結と妻のバレンタイン大作戦⑥
夜。
ダイニングには、やわらかな灯りが落ちている。
テーブルの上には四人分の食事。
パスタ、彩りの良いサラダ、温かなスープ。
そして――小さな袋に入ったクッキー。
結が椅子から立ち上がる。
「さがわ、よんでくる!」
「お願い!」
妻が微笑む。
廊下を駆ける足音。
コンコン、とノック。
「さがわー!」
「はい、お嬢様?」
扉が開く。
「ごはん!」
「今、参ります」
佐川がダイニングに足を踏み入れた瞬間、わずかに足を止めた。
「……これは」
四人分、並んだ食事。
自分の席まで、きちんと用意されている。
結が佐川の手を引く。
「こっち!」
「お、お嬢様……」
「さきにすわって!」
半ば強引に椅子へ座らされる。
夫はすでに席に着き、静かに様子を見ている。
妻も向かいに座る。
全員が席についたところで。
結が背筋を伸ばす。
「さがわ」
佐川はまっすぐ見る。
「はい」
結はにっこり笑った。
「おたんじょうび、おめでとう!」
一瞬、空気が止まる。
妻が続く。
「佐川、お誕生日おめでとう」
夫も、静かに。
「誕生日おめでとう、佐川」
低く、落ち着いた声。
佐川は目を見開いたまま、言葉を失う。
「……皆様」
結が袋を指さす。
「くっきーも、さがわの!」
「私の……?」
妻がうなずく。
「今日、結と一緒に作ったのよ」
「え……」
「バレンタインデーだから。
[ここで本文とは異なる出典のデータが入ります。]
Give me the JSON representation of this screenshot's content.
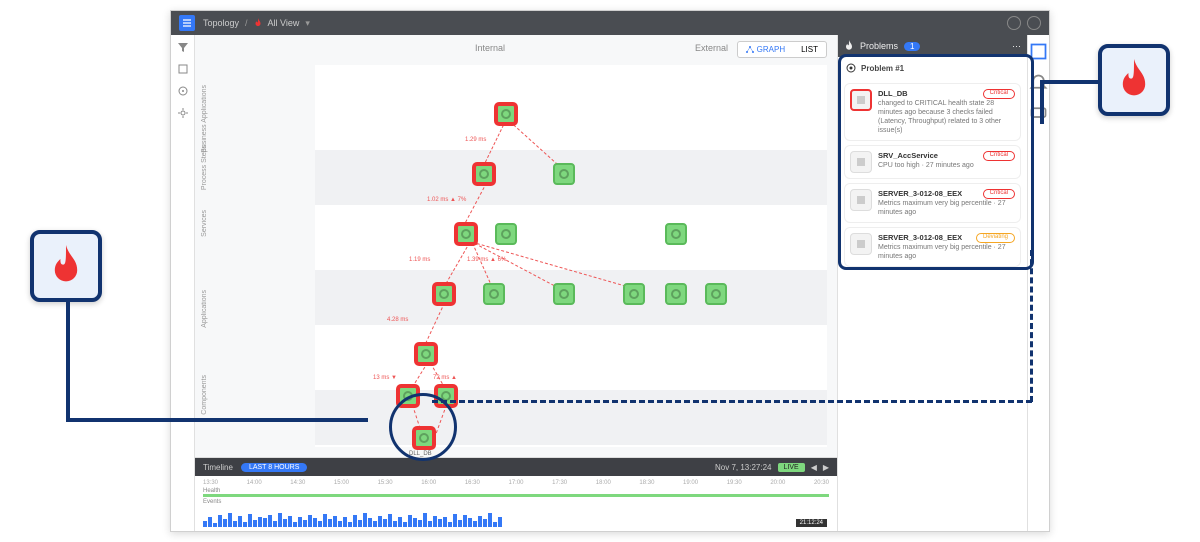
{
  "topbar": {
    "crumb1": "Topology",
    "crumb2": "All View",
    "fire_icon": "fire-icon"
  },
  "leftbar_icons": [
    "filter-icon",
    "square-icon",
    "target-icon",
    "settings-icon"
  ],
  "columns": {
    "internal": "Internal",
    "external": "External"
  },
  "view_toggle": {
    "graph": "GRAPH",
    "list": "LIST"
  },
  "row_labels": [
    "Business Applications",
    "Process Steps",
    "Services",
    "Applications",
    "Components"
  ],
  "panel": {
    "title": "Problems",
    "count": "1",
    "problem_heading": "Problem #1",
    "items": [
      {
        "name": "DLL_DB",
        "status": "Critical",
        "alert": true,
        "desc": "changed to CRITICAL health state 28 minutes ago because 3 checks failed (Latency, Throughput) related to 3 other issue(s)"
      },
      {
        "name": "SRV_AccService",
        "status": "Critical",
        "alert": false,
        "desc": "CPU too high · 27 minutes ago"
      },
      {
        "name": "SERVER_3-012-08_EEX",
        "status": "Critical",
        "alert": false,
        "desc": "Metrics maximum very big percentile · 27 minutes ago"
      },
      {
        "name": "SERVER_3-012-08_EEX",
        "status": "Deviating",
        "alert": false,
        "desc": "Metrics maximum very big percentile · 27 minutes ago"
      }
    ]
  },
  "timeline": {
    "title": "Timeline",
    "range": "LAST 8 HOURS",
    "ticks": [
      "13:30",
      "14:00",
      "14:30",
      "15:00",
      "15:30",
      "16:00",
      "16:30",
      "17:00",
      "17:30",
      "18:00",
      "18:30",
      "19:00",
      "19:30",
      "20:00",
      "20:30"
    ],
    "row_health": "Health",
    "row_events": "Events",
    "stamp": "Nov 7, 13:27:24",
    "live": "LIVE",
    "end": "21:12:24"
  },
  "edge_labels": [
    "1.29 ms",
    "1.02 ms ▲ 7%",
    "1.19 ms",
    "1.39 ms ▲ 6%",
    "4.28 ms",
    "13 ms ▼",
    "72 ms ▲"
  ],
  "bottom_node_label": "DLL_DB"
}
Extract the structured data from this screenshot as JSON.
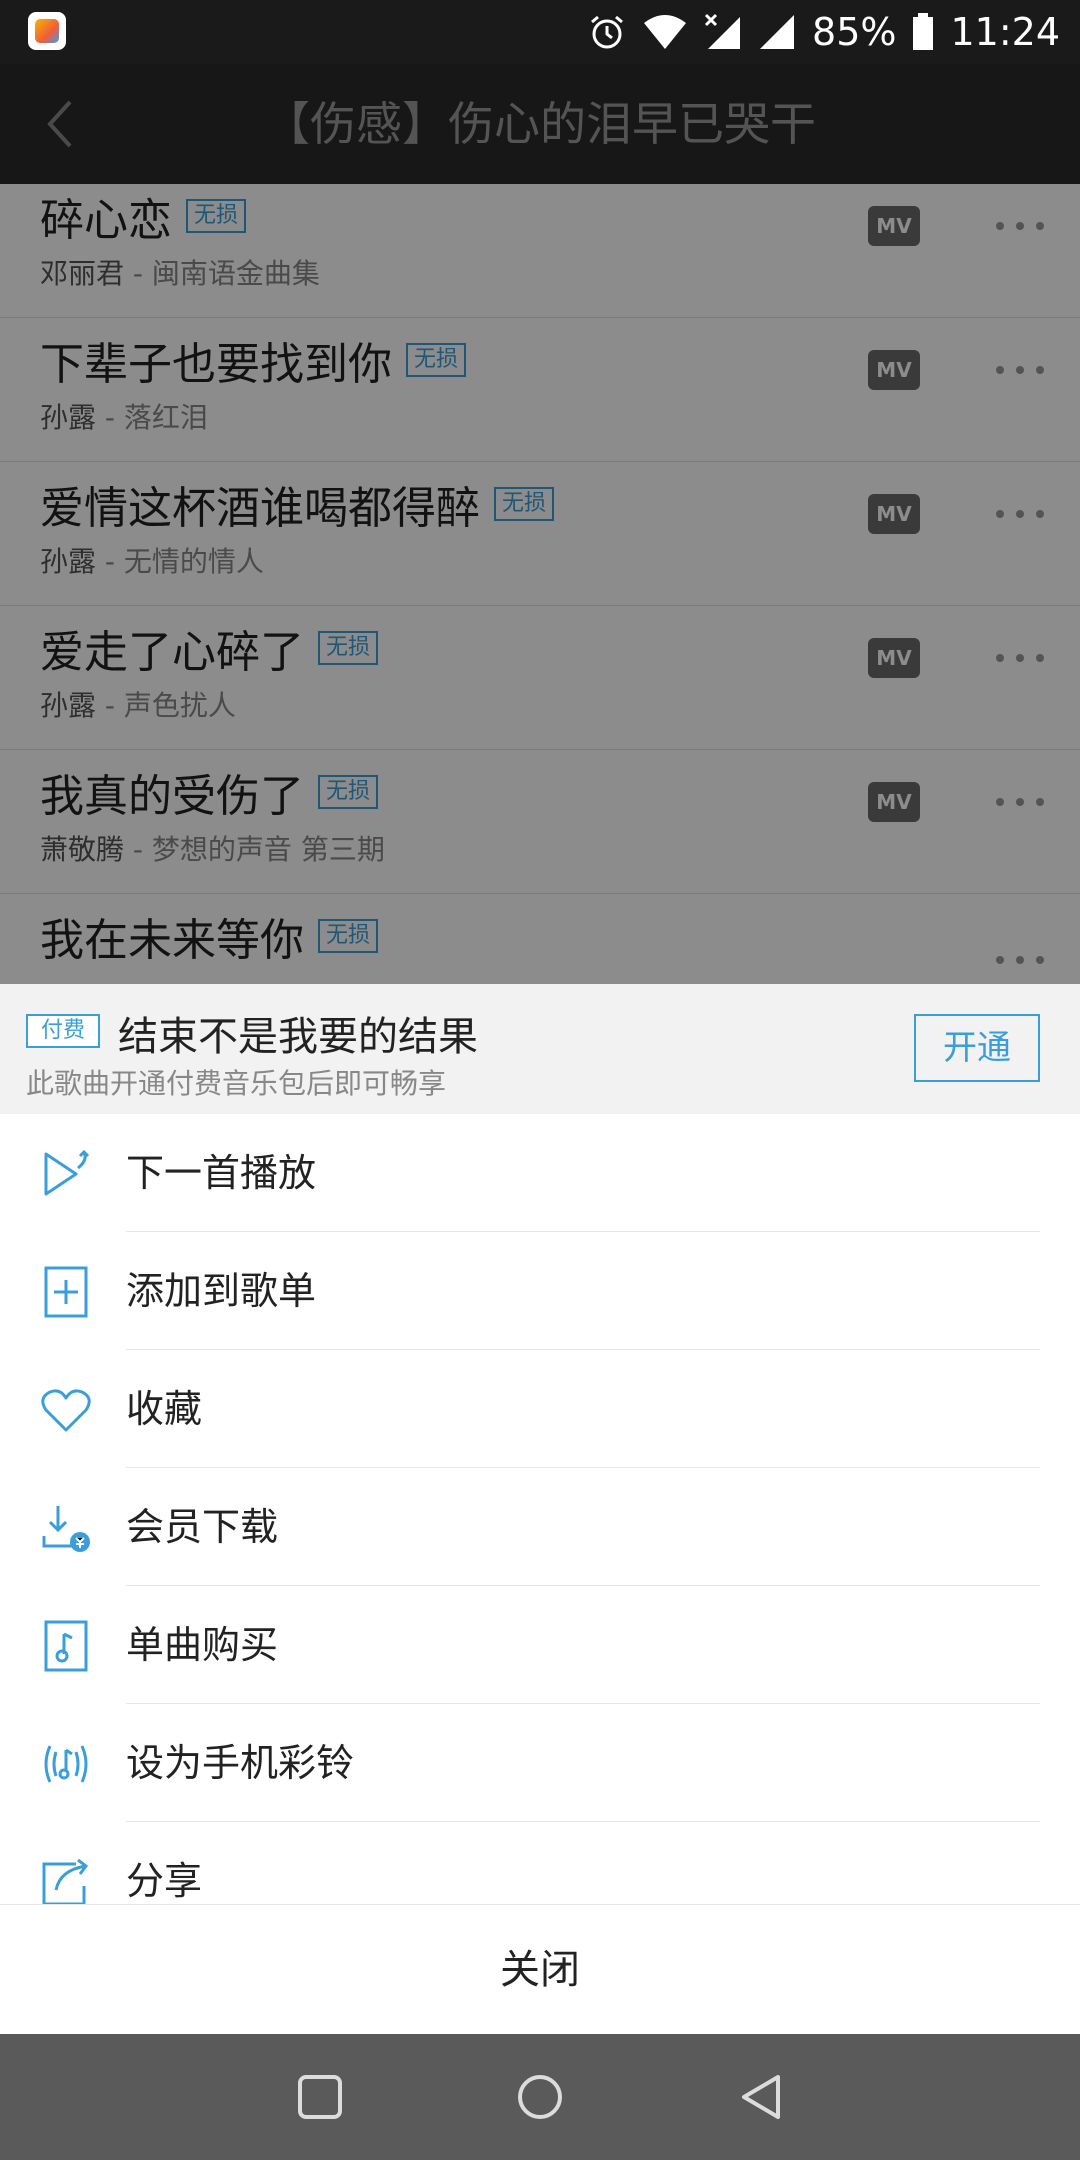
{
  "status_bar": {
    "battery": "85%",
    "time": "11:24",
    "icons": [
      "app-icon",
      "alarm-icon",
      "wifi-icon",
      "signal-off-icon",
      "signal-icon",
      "battery-icon"
    ]
  },
  "header": {
    "title": "【伤感】伤心的泪早已哭干",
    "back_icon": "chevron-left-icon"
  },
  "songs": [
    {
      "title": "碎心恋",
      "badge": "无损",
      "artist": "邓丽君",
      "album": " - 闽南语金曲集",
      "mv": "MV"
    },
    {
      "title": "下辈子也要找到你",
      "badge": "无损",
      "artist": "孙露",
      "album": " - 落红泪",
      "mv": "MV"
    },
    {
      "title": "爱情这杯酒谁喝都得醉",
      "badge": "无损",
      "artist": "孙露",
      "album": " - 无情的情人",
      "mv": "MV"
    },
    {
      "title": "爱走了心碎了",
      "badge": "无损",
      "artist": "孙露",
      "album": " - 声色扰人",
      "mv": "MV"
    },
    {
      "title": "我真的受伤了",
      "badge": "无损",
      "artist": "萧敬腾",
      "album": " - 梦想的声音 第三期",
      "mv": "MV"
    },
    {
      "title": "我在未来等你",
      "badge": "无损",
      "artist": "",
      "album": "",
      "mv": ""
    }
  ],
  "sheet": {
    "paid_badge": "付费",
    "song_title": "结束不是我要的结果",
    "hint": "此歌曲开通付费音乐包后即可畅享",
    "activate_label": "开通",
    "menu": [
      {
        "label": "下一首播放",
        "icon": "play-next-icon"
      },
      {
        "label": "添加到歌单",
        "icon": "add-to-playlist-icon"
      },
      {
        "label": "收藏",
        "icon": "heart-icon"
      },
      {
        "label": "会员下载",
        "icon": "vip-download-icon"
      },
      {
        "label": "单曲购买",
        "icon": "buy-song-icon"
      },
      {
        "label": "设为手机彩铃",
        "icon": "ringtone-icon"
      },
      {
        "label": "分享",
        "icon": "share-icon"
      }
    ],
    "close_label": "关闭"
  },
  "nav_bar": {
    "icons": [
      "recent-apps-icon",
      "home-icon",
      "back-icon"
    ]
  },
  "colors": {
    "accent": "#3a9fd8",
    "header_bg": "#2b2b2b",
    "status_bg": "#1a1a1a",
    "nav_bg": "#5a5a5a",
    "sheet_head_bg": "#f2f2f2"
  }
}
好きな人へ贈る日だそうよ」
佐川の喉が詰まる。
夫がふと袋を持ち上げる。
「食事の前だが……これを食べてもいいか?」
結が勢いよくうなずく。
「もちろん!」
「では」
夫は一枚取り出し、口に運ぶ。
さくり、と軽い音。
わずかな沈黙。
「……美味い」
そして、ほんのわずかに微笑む。
結がぱあっと顔を輝かせる。
「やった!」
小声で妻にささやく。
「ママ、さくせんだいせいこう!」
妻も小さくうなずく。
「ええ、大成功ね!」
佐川も、おそるおそる自分の袋から一枚取り出す。
指先が、少し震えている。
ひと口。
さくり。
バターの香りと、優しい甘さ。
「……美味しいです」
声がかすれる。
「とても……美味しいです」
目の端に涙がにじむ。
結が心配そうにのぞき込む。
「さがわ、ないてる?」
佐川は慌てて目元を押さえる。
「いえ……嬉しくて」
妻が穏やかに言う。
「佐川、今日は一緒に食べるわよ。」
佐川は深く頭を下げる。
「……ありがとうございます」
夫がグラスを持ち上げる。
「では、改めて。佐川の誕生日に」
結も慌ててコップを持つ。
「かんぱい!」
「乾杯」
小さくグラスが触れ合う音。
温かな料理の湯気。
甘いクッキーの香り。
笑い声。
特別なことは何もない。
けれど――
穏やかで、やさしい夜。
こうして、最上階のダイニングには、
静かで幸せなひとときが流れていた。